それは深々と見事な角度で腰を曲げ、お辞儀のお手本ともいうべき姿だった。
「いやいや、あなたではなくて子供たちにですね。」
先生は恐縮してしまい、しどろもどろになってしまった。
「へ。」と頭を上げる日出雄、子供たちは大人二人の滑稽な姿を笑っていた。
「頭を下げるのはお前たちだろう。」
先生は一番近くにいた子供の頭を押さえつけ、無理矢理にお辞儀をさせた。 「ごめんなさい。」
今度は日出雄が恐縮してしまった。
「こっちこそごめんな、おじさんのせいで怒られちゃったな。」
子供たちは歯茎をむき出して笑った。
「ホントだよ、おじさんのせいでおこられたよ。」
先生はゲンコツを軽く落とした。「いてて、暴力反対。」と子供たちは、わざと痛がりながら、クラスメイトの待つ列へと戻った。そして大きく手を振った。
「バイバイ、また来るからそのときは遊んでね。」
日出雄は小さく振り返した。
「また来るそうですから、あなたも来てくださいよ。」
そばで一部始終を見ていた香が、声を掛けてきた。
実のところ、ここ最近取引がうまくいかず、敷居が高い状態となっていた。
それを知ってか知らずか、香の一言は日出雄に勇気を与えてくれた。
「子供がお好きなんですね。」
「それはどうでしょう。子供からは好かれるみたいですね。私自身が子供ですから。」
照れ笑いを浮かべる日出雄は本当に大きな子供に映ったことだろう。
会社の同僚や先輩方は優秀な人たちが多い。
良く言えば洗練された感じであり、悪く言えば人としての魅力が薄い。その中で日出雄は魅力的だった。

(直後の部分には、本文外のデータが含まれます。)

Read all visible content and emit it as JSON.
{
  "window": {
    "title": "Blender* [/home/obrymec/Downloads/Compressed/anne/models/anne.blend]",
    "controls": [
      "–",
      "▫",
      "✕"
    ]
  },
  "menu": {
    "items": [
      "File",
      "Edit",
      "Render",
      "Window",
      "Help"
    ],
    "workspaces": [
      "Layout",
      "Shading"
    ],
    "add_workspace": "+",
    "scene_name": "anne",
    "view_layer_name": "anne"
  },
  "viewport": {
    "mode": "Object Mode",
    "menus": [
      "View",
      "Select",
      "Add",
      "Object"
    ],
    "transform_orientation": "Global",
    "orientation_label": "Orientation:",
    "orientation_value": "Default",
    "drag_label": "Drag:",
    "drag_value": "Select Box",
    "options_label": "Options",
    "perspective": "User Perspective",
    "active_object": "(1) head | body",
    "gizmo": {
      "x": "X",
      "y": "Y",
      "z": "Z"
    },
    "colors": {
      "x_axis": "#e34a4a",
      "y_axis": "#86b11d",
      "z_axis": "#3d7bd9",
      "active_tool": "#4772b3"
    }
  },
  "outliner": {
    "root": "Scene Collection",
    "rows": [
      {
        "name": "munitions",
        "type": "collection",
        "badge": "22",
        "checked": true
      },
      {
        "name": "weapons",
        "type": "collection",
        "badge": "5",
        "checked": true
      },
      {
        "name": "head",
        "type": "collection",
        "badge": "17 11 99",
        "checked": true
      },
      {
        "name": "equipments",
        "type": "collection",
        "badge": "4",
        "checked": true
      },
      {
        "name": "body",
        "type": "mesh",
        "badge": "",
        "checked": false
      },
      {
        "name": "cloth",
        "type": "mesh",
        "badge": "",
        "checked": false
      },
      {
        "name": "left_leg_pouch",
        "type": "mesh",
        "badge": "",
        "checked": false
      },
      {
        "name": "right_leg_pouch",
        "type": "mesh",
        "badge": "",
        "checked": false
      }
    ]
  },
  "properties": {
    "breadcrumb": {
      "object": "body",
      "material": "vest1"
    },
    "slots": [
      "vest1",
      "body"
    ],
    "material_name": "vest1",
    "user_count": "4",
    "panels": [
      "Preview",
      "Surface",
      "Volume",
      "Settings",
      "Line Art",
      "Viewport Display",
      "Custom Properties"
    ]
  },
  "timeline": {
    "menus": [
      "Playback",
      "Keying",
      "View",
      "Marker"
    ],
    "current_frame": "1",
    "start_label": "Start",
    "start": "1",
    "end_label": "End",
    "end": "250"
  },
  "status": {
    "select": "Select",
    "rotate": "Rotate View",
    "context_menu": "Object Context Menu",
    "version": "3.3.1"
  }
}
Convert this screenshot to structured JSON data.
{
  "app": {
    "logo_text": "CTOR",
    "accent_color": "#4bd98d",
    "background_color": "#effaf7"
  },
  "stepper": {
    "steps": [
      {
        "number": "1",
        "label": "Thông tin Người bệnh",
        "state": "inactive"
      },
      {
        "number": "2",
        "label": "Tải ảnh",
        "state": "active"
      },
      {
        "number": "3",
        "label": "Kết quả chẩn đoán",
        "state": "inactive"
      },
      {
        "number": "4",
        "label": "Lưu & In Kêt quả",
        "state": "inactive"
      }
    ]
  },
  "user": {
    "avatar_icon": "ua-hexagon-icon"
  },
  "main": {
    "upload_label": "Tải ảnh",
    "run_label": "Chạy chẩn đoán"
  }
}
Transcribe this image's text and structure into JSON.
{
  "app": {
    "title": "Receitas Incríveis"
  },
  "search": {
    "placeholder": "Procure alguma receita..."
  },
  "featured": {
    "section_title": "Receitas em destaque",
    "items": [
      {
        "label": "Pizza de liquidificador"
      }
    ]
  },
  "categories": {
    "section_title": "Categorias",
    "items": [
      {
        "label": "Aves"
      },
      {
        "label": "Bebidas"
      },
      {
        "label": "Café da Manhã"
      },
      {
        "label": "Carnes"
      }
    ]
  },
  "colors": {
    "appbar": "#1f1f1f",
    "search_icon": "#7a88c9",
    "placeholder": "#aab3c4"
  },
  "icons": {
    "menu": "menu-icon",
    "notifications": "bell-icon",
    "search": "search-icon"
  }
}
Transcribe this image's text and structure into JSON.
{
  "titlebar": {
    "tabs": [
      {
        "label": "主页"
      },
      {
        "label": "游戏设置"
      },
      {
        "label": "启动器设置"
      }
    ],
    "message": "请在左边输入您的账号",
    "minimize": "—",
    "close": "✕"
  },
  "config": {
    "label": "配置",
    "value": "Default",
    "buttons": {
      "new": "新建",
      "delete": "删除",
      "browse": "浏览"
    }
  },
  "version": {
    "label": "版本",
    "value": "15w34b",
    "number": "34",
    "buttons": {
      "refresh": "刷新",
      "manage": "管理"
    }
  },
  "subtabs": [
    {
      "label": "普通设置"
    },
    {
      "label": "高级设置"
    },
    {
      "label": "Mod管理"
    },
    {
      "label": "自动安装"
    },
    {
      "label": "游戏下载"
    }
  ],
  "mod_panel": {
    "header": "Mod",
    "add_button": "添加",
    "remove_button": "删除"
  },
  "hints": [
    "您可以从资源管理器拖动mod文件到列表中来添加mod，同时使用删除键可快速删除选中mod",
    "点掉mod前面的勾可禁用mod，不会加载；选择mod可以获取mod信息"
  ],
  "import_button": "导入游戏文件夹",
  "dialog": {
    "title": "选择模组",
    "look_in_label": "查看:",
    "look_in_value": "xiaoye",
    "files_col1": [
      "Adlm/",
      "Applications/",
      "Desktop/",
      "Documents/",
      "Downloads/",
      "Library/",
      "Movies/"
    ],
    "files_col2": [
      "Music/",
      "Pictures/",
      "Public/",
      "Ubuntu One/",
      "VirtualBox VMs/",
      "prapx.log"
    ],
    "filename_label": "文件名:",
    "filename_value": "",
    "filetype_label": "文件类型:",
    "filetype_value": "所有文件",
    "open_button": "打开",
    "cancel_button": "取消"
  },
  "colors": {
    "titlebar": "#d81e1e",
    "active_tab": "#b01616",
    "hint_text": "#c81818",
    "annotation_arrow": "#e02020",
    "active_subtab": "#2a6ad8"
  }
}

「もうすぐお昼ですね。この辺でおいしいお店ってどこかありますか。」
「ありますよ、よろしければ御一緒しましょうか。」
日出雄は目を丸くした。
お店を訊いたことに他意はなかった。
とても喜ばしい話ではあるが、頭がついてこない。
どうしてそうなったのだろう。
とりあえず何か返事をしなければ、と口を開いた日出雄。
「宜しくお願いします。」とお手本のようなお辞儀をしてしまっていた。
香は左手を口に添えてこらえていたが耐えきれず、声を出して笑ってしまった。
これをきっかけに二人の交際は始まった。